Demonstrating how to clean data with different packages and summarise the data using dplyr.

Authors

Affiliation

Eric Seltzer

St. Lawrence University

Ivan Ramler

St. Lawrence University

Published

March 8, 2024

Module

Please note that these material have not yet completed the required pedagogical and industry peer-reviews to become a published module on the SCORE Network. However, instructors are still welcome to use these materials if they are so inclined.

Introduction

The Winter Olympics is an event hosted every 4 years, with the most recent one held in Beijing in 2022. In the 2022 Olympics, there were a total of 109 events across 15 disciplines.

For the Beijing 2022 Winter Olympics detailed information on athletes, events, and medal counts was collected. For example, attributes such as the athlete’s name, nationality, event specifics, and medal results are publicly available.

Analyzing data such as this can provide valuable insights into performance trends, country-wise achievements, and athlete statistics. Such analyses can help in identifying patterns, understanding factors contributing to success, and making informed predictions for future events.

In this module, we will explore some of these data sets and learn how to clean them into tidy formats. We will use these cleaned data sets to investigate questions such as which country won the most medals. Cleaning and manipulating data sets is a foundation skills in developing as a Data Scientist and opens many doors for what you can learn in the future.

Learning Objectives

By the end of this activity, you will be able to:

Understand how to deal with columns that have incorrect variable types.
Describe what is considered a tidy data set.
Manipulate variables into either new variables, or changed versions of themselves.
Summarize key points and provide interpretations for these points.

Methods

Technology requirement: The activity handout provides examples of how to clean and summarize data. For this, the use of R Studio is required and we will be using a quarto document. However, the activity could be modified to ask students to produce that information from the raw dataset and/or extend the activity to investigate other variables available in the data. The activity could also easily be adapted to use other popular programming languages such as Python.
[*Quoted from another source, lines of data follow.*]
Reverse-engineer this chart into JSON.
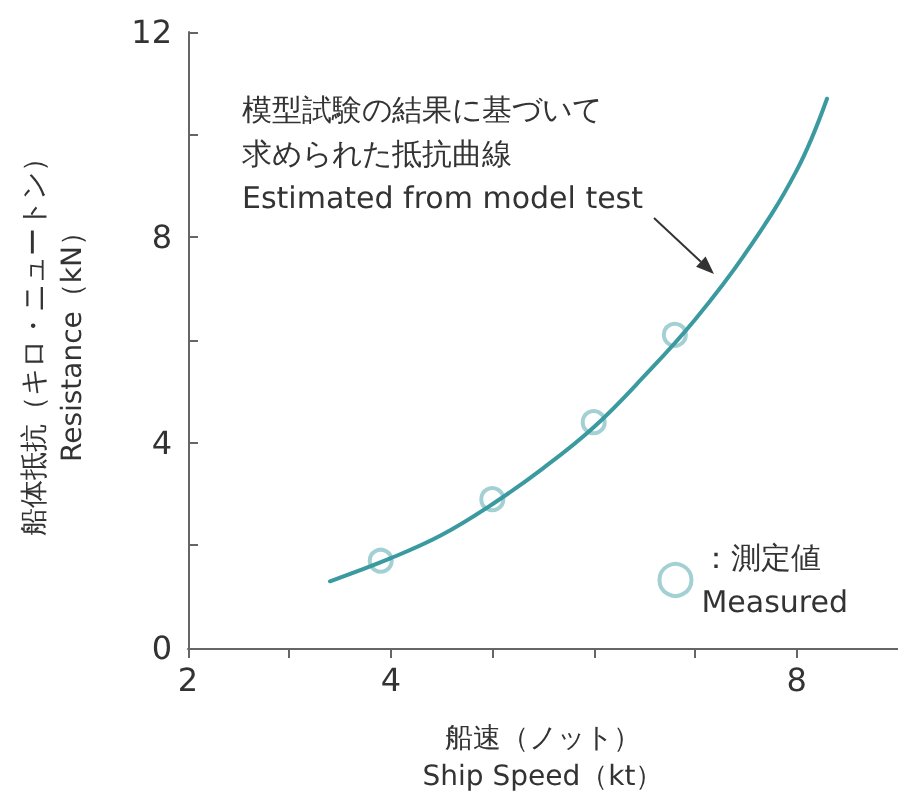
{
  "chart_data": {
    "type": "line",
    "xlabel": "船速（ノット）\nShip Speed（kt）",
    "ylabel": "船体抵抗（キロ・ニュートン）\nResistance（kN）",
    "xlim": [
      2,
      9
    ],
    "xticks": [
      2,
      {
        "value": 3,
        "label": null
      },
      4,
      {
        "value": 5,
        "label": null
      },
      {
        "value": 6,
        "label": null
      },
      {
        "value": 7,
        "label": null
      },
      8
    ],
    "ylim": [
      0,
      12
    ],
    "yticks": [
      0,
      {
        "value": 2,
        "label": null
      },
      4,
      {
        "value": 6,
        "label": null
      },
      8,
      {
        "value": 10,
        "label": null
      },
      12
    ],
    "grid": false,
    "legend": "bottom right",
    "annotations": [
      "模型試験の結果に基づいて求められた抵抗曲線",
      "Estimated from model test"
    ],
    "series": [
      {
        "color": "#3a9aa0",
        "marker": "none",
        "x": [
          3.4,
          4,
          4.5,
          5,
          5.5,
          6,
          6.5,
          7,
          7.5,
          8,
          8.3
        ],
        "values": [
          1.3,
          1.75,
          2.2,
          2.8,
          3.5,
          4.3,
          5.3,
          6.4,
          7.7,
          9.3,
          10.7
        ]
      },
      {
        "type": "scatter",
        "name": "：測定値\nMeasured",
        "color": "#8cc4c8",
        "marker": "circle",
        "x": [
          3.9,
          5,
          6,
          6.8
        ],
        "values": [
          1.7,
          2.9,
          4.4,
          6.1
        ]
      }
    ]
  }
}
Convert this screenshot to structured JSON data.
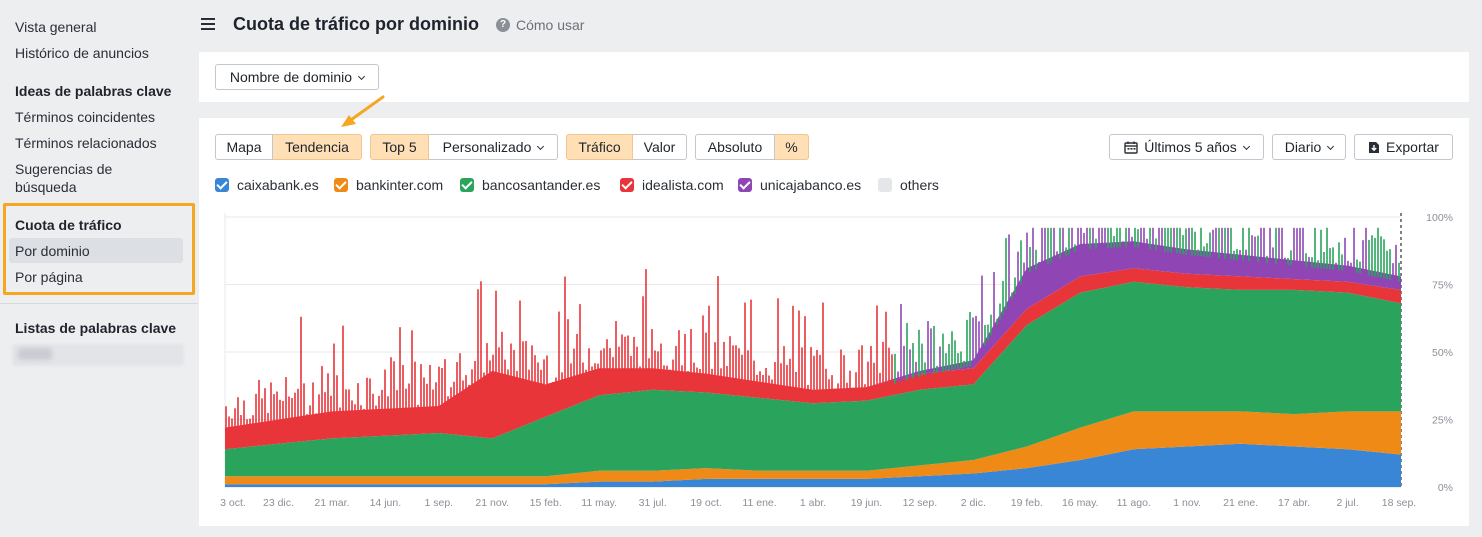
{
  "sidebar": {
    "items": [
      {
        "label": "Vista general",
        "type": "item"
      },
      {
        "label": "Histórico de anuncios",
        "type": "item"
      },
      {
        "label": "Ideas de palabras clave",
        "type": "head"
      },
      {
        "label": "Términos coincidentes",
        "type": "item"
      },
      {
        "label": "Términos relacionados",
        "type": "item"
      },
      {
        "label": "Sugerencias de",
        "type": "item"
      },
      {
        "label": "búsqueda",
        "type": "item"
      },
      {
        "label": "Cuota de tráfico",
        "type": "head"
      },
      {
        "label": "Por dominio",
        "type": "item",
        "active": true
      },
      {
        "label": "Por página",
        "type": "item"
      },
      {
        "label": "Listas de palabras clave",
        "type": "head"
      }
    ]
  },
  "header": {
    "title": "Cuota de tráfico por dominio",
    "help_label": "Cómo usar"
  },
  "filter": {
    "dropdown_label": "Nombre de dominio"
  },
  "toolbar": {
    "view_tabs": [
      "Mapa",
      "Tendencia"
    ],
    "view_selected": "Tendencia",
    "top_label": "Top 5",
    "custom_label": "Personalizado",
    "metric_tabs": [
      "Tráfico",
      "Valor"
    ],
    "metric_selected": "Tráfico",
    "scale_tabs": [
      "Absoluto",
      "%"
    ],
    "scale_selected": "%",
    "period_label": "Últimos 5 años",
    "granularity_label": "Diario",
    "export_label": "Exportar"
  },
  "legend": [
    {
      "name": "caixabank.es",
      "color": "#3a86d6",
      "checked": true
    },
    {
      "name": "bankinter.com",
      "color": "#f08a16",
      "checked": true
    },
    {
      "name": "bancosantander.es",
      "color": "#2aa45c",
      "checked": true
    },
    {
      "name": "idealista.com",
      "color": "#e8353a",
      "checked": true
    },
    {
      "name": "unicajabanco.es",
      "color": "#8f46b4",
      "checked": true
    },
    {
      "name": "others",
      "color": "#e4e6ea",
      "checked": false
    }
  ],
  "chart_data": {
    "type": "area",
    "stacked": true,
    "x_ticks": [
      "3 oct.",
      "23 dic.",
      "21 mar.",
      "14 jun.",
      "1 sep.",
      "21 nov.",
      "15 feb.",
      "11 may.",
      "31 jul.",
      "19 oct.",
      "11 ene.",
      "1 abr.",
      "19 jun.",
      "12 sep.",
      "2 dic.",
      "19 feb.",
      "16 may.",
      "11 ago.",
      "1 nov.",
      "21 ene.",
      "17 abr.",
      "2 jul.",
      "18 sep."
    ],
    "y_ticks": [
      "100%",
      "75%",
      "50%",
      "25%",
      "0%"
    ],
    "ylim": [
      0,
      100
    ],
    "grid": true,
    "series": [
      {
        "name": "caixabank.es",
        "values": [
          1,
          1,
          1,
          1,
          1,
          1,
          1,
          2,
          2,
          3,
          3,
          3,
          3,
          4,
          5,
          7,
          10,
          14,
          15,
          16,
          15,
          14,
          12
        ]
      },
      {
        "name": "bankinter.com",
        "values": [
          3,
          3,
          3,
          3,
          3,
          3,
          3,
          4,
          4,
          4,
          3,
          3,
          3,
          4,
          5,
          8,
          12,
          14,
          13,
          12,
          12,
          14,
          16
        ]
      },
      {
        "name": "bancosantander.es",
        "values": [
          10,
          12,
          14,
          15,
          16,
          14,
          22,
          28,
          30,
          28,
          27,
          25,
          26,
          28,
          28,
          45,
          50,
          48,
          46,
          45,
          46,
          44,
          40
        ]
      },
      {
        "name": "idealista.com",
        "values": [
          8,
          9,
          10,
          10,
          10,
          25,
          12,
          10,
          8,
          7,
          6,
          5,
          5,
          6,
          6,
          6,
          6,
          5,
          5,
          5,
          4,
          4,
          5
        ]
      },
      {
        "name": "unicajabanco.es",
        "values": [
          0,
          0,
          0,
          0,
          0,
          0,
          0,
          0,
          0,
          0,
          0,
          0,
          0,
          1,
          3,
          15,
          12,
          10,
          9,
          8,
          7,
          6,
          5
        ]
      }
    ]
  }
}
R Packages: Familiarity with the tidyverse suite of packages. In addition to the basic verbs in dplyr, students should be familiar with the separate command (tidyr) and joining commands (dplyr). Students will also need a small amount of lubridate and can benefit from some basic regular expressions (to be used with the separate function).
Tidy Data: You should understand what it means for a data set to be tidy, there is a general definition of requirements for what this means.
Knowledge of summarizing data, this can be done using dplyr functions. The outcomes of what these different functions do should be understood. For example, knowing how to calculate means, sample sizes, proportions and other summary statistics using the summarize function in dplyr.
Students should have some basic understanding of the join functions in R.

Data

There are two data sets here, athletes and medals.The first athletes contains information on individual athletes. Each row in this data set represents a different athlete that competed at the Beijing 2022 Olympic Winter Games. This data set has 2897 rows and 14 columns.

Download non tidy data: athletes.csv

Athletes

Variable Descriptions

Variable	Description
name	Athlete Name
short_name	Athlete Name(short)
gender	Athlete Gender
birth_date	Athlete Date of Birthday
birth_place	Athlete Place of Birthday
birth_country	Athlete Country of Birthday
country	Athlete Country
country_code	Athlete Country Code
discipline	Discipline
discipline_code	Discipline Code
residence_place	Athlete Residence Place
residence_country	Athlete Residence Country
height_m/ft	Athlete Height (meters and feet)
url	Athlete Profile Link

The second medals contains information on medal winners. Each row in this data set represents a medal won in the Beijing 2022 Olympic Winter Games. This can mean Gold, Bronze, or Silver medals. This data set has 694 rows and 12 columns.

Download non tidy data: medals.csv

Download tidy data: medalsTidy.csv

Medals

Variable Descriptions

Variable	Description
medal_type	Medal Type (Gold, Bronze, Silver)
medal_code	Medal Number (1, 2, 3)
medal_date	Date Medal Won
athlete_short_name	Athlete Name (Short)
athlete_name	Athlete Name
athlete_sex	Athlete Gender
athlete_link	Athlete Profile Link
event	Event Competed In
country	Country
country_code	Country Code
discipline	Discipline
discipline_code	Discipline Code

Data Source

Beijing 2022 Winter Olympic Games

Materials

Class Handout

Class Handout - Solutions

Conclusion

By working through the different exercises, students will become aware of how data cleaning and preparation are a key component to analysis.